PGR arquiva pedido de investigação contra Alexandre de Moraes por contrato envolvendo escritório de sua esposa
A decisão do procurador-geral da República, Paulo Gonet, de arquivar um pedido de investigação contra o ministro do Supremo Tribunal Federal (STF) Alexandre de Moraes provocou repercussão nos meios jurídicos e políticos. A solicitação questionava a suposta atuação do magistrado em um contrato firmado entre o Banco Master e o escritório de advocacia de sua esposa, Viviane Barci de Moraes.
Ao analisar a representação apresentada pelo advogado Enio Martins Murad, Gonet concluiu que não há indícios mínimos de irregularidade capazes de justificar a abertura de procedimento investigatório no âmbito da Procuradoria-Geral da República. Segundo ele, os elementos apresentados não demonstram qualquer ilegalidade ou interferência indevida por parte do ministro.

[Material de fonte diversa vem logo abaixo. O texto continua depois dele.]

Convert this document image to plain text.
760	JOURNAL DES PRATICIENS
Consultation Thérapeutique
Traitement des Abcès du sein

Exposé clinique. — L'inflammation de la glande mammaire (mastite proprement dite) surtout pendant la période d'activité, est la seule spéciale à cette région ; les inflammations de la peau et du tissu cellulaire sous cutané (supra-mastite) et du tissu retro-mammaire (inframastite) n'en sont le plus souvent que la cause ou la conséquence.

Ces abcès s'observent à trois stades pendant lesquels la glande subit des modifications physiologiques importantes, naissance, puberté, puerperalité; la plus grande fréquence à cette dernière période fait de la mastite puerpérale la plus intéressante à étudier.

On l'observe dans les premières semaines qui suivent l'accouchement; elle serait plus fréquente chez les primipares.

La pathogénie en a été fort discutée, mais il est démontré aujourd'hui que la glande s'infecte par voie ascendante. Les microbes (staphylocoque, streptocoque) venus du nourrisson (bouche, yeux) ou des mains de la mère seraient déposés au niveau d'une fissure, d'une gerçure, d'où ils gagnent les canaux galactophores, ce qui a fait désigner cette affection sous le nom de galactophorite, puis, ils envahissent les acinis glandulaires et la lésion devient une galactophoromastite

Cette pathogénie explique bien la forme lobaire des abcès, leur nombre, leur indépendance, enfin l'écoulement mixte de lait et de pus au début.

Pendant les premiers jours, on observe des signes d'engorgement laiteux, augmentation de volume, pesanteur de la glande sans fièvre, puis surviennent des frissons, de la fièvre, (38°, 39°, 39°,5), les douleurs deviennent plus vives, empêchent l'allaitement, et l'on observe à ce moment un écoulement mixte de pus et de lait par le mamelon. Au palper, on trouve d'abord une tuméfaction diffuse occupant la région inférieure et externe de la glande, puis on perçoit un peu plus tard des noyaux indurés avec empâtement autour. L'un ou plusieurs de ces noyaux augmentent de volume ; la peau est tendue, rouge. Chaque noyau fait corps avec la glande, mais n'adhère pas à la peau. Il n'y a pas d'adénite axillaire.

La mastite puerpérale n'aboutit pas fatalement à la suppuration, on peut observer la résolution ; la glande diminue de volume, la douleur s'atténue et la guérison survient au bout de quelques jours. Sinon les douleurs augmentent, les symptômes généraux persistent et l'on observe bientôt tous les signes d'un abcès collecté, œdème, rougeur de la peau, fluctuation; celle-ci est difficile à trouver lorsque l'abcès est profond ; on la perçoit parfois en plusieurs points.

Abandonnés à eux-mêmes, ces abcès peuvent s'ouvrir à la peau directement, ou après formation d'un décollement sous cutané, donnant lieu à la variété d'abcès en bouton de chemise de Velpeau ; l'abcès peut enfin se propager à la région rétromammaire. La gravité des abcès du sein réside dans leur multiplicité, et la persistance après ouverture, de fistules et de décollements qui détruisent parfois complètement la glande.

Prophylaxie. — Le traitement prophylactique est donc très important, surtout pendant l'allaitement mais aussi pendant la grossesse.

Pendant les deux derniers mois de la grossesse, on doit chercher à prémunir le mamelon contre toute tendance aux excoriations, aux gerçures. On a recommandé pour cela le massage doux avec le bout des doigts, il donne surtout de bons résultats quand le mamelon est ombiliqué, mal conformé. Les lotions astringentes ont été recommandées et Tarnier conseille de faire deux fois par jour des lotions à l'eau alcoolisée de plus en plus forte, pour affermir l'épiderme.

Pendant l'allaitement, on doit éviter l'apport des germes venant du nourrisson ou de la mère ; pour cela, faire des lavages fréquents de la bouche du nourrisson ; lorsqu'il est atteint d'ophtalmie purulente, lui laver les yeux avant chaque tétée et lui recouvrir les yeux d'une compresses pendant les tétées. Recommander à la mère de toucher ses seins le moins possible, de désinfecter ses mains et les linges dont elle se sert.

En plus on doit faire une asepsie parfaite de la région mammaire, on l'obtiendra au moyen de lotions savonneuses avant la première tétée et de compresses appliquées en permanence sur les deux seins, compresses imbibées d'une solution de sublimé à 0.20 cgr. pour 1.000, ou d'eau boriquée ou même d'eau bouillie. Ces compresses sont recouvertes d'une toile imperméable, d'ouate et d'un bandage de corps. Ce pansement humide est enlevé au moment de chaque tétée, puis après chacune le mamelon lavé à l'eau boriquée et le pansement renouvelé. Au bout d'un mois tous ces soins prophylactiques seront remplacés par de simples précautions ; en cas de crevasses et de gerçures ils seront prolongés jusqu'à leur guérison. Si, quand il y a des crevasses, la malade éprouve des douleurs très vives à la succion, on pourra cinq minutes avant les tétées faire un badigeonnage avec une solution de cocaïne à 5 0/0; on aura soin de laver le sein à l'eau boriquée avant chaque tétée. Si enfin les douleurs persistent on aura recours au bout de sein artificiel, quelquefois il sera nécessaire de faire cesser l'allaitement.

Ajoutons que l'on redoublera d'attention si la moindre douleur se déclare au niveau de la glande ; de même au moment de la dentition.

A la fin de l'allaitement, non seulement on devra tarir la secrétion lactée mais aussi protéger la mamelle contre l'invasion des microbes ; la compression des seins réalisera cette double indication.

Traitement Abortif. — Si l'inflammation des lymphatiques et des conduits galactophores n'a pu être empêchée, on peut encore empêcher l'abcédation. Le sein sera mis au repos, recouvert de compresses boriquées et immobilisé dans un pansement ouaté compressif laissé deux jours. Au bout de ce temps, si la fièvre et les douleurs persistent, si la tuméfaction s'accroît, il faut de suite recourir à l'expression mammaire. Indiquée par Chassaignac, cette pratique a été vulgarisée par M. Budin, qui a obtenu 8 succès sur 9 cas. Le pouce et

O contrato que motivou o pedido prevê o pagamento de R$ 129 milhões ao longo de 36 meses, a partir de 2024, o equivalente a cerca de R$ 3,6 milhões por mês. O valor elevado chamou atenção e gerou questionamentos sobre eventual conflito de interesses.
Na decisão, o procurador-geral também destacou que não compete ao STF ou à PGR intervir em contratos privados regularmente firmados, especialmente quando envolvem a atuação profissional da advocacia. Para Gonet, trata-se de uma atividade de natureza liberal, cuja autonomia deve ser preservada, desde que respeitados os limites legais.
Com o arquivamento, o caso é considerado encerrado no âmbito da PGR, salvo o surgimento de novos fatos que justifiquem reavaliação.